Amatuer astronomer Paul Foley has some deep thoughts about deep space, CHRIS PEDLER writes
WHEN Bendigo amateur astronomer Paul Foley first began writing a column for the Bendigo Advertiser’s CV Week (which later became the Bendigo Miner), his aim was to make science a bit more accessible to the average reader.
It didn’t have to be filled with scientific jargon, complex mathematics or ideas that people couldn’t wrap their heads around.
He wanted the most complicated ideas to be understood in a simple way.
“I thought there was a lot of deliberate complexity in science journalism,” he said.
Since the Bendigo Miner closed in 2012, Foley has compiled his best and most interesting articles into a book.
He hopes his book, Beyond Earth, helps to share his own excitement about science and space, something he has had since reading about the missions leading up to the moon landing as a child.
“I’ve been an amateur astronomer since I was seven and learnt about the Gemini missions,” he said.
“Back in the 60s something on the front page about space was the normal thing. There was always something new and some first being done whether it was the first two-man or three-man mission, the first spacewalk or the first docking in space.
“After Apollo stopped doing anything they hadn’t done before, it was embedded (in me).”
But even as the manned space missions petered out and all the firsts had been done, Foley’s interest in astronomy remained.
“One thing that did keep going after the first moon landing was the scientific aspect of (space exploration)," he said.
“No one expected how much they could do robotically, all the prospects involved humans.
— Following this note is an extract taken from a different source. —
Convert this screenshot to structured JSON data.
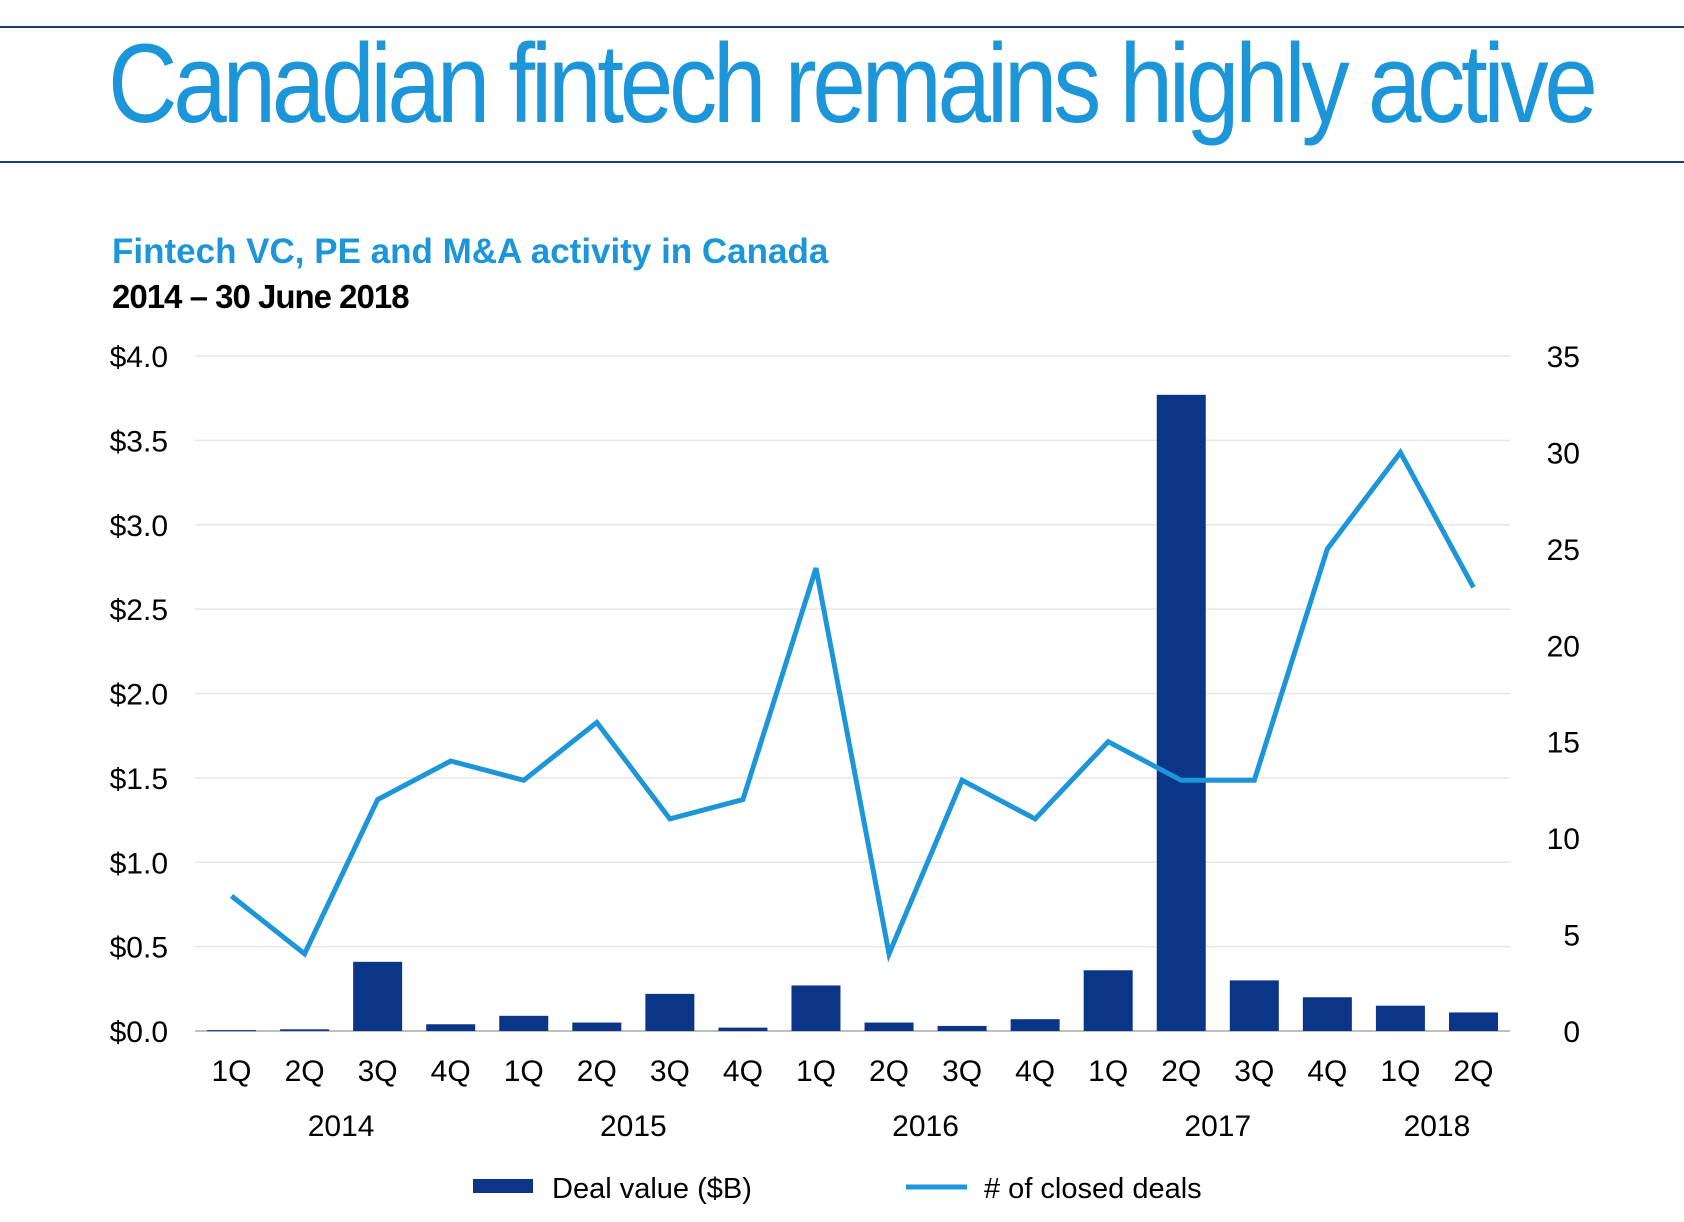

“The first trip to Mars and Saturn and everywhere was always (thought of as getting) humans out there with cameras and such but they found they could do it robotically, which made it a hundred times cheaper because robots don’t need oxygen or food and you don’t have to bring them back again.”
“When Voyager went past Saturn and Uranus in the late 70s there were all these robotic investgations. It kept going and we’re still doing it. It’s amazing stuff.”
But with all the talk and reading about Apollo, Voyager, planets, stars, red dwarfs and white giants, Foley admits the book isn’t a breeze to read.
“It’s not the easiest thing to read, you have to think about it but you don’t need degrees,” he said.
“The language uses allegorical examples that people can relate to. It’s written in a way people can understand without the complexity of scientific language, that was the original basis the articles started with. I’ve stuck close to that.”
“There are two chapters on relatively which are a challenge. Two people who work in science told me they now understand relativity but didn’t before.”
Even with the challenge of understanding some of the concepts, Foley’s biggest challenge was fact-checking his articles and making sure they were still relevant.
“One of the hardest things was rewriting and checking every fact,” he said. “We had to make sure there was nothing out of date or that had changed.
“Some things were in there that were a great topic but the key of it doesn’t make sense anymore.
“I also had to make sure stuff wasn’t likely to be overtaken (with something new) in the near future.
“But it’s all interesting whether it is something you find in a text book or something quirky and silly – both are just as interesting. You learn something either way.”
Copies of Paul Foley’s book Beyond Earth can be purchased for $20 from the Discovery Science & Technology Centre in Railway Place, Bendigo.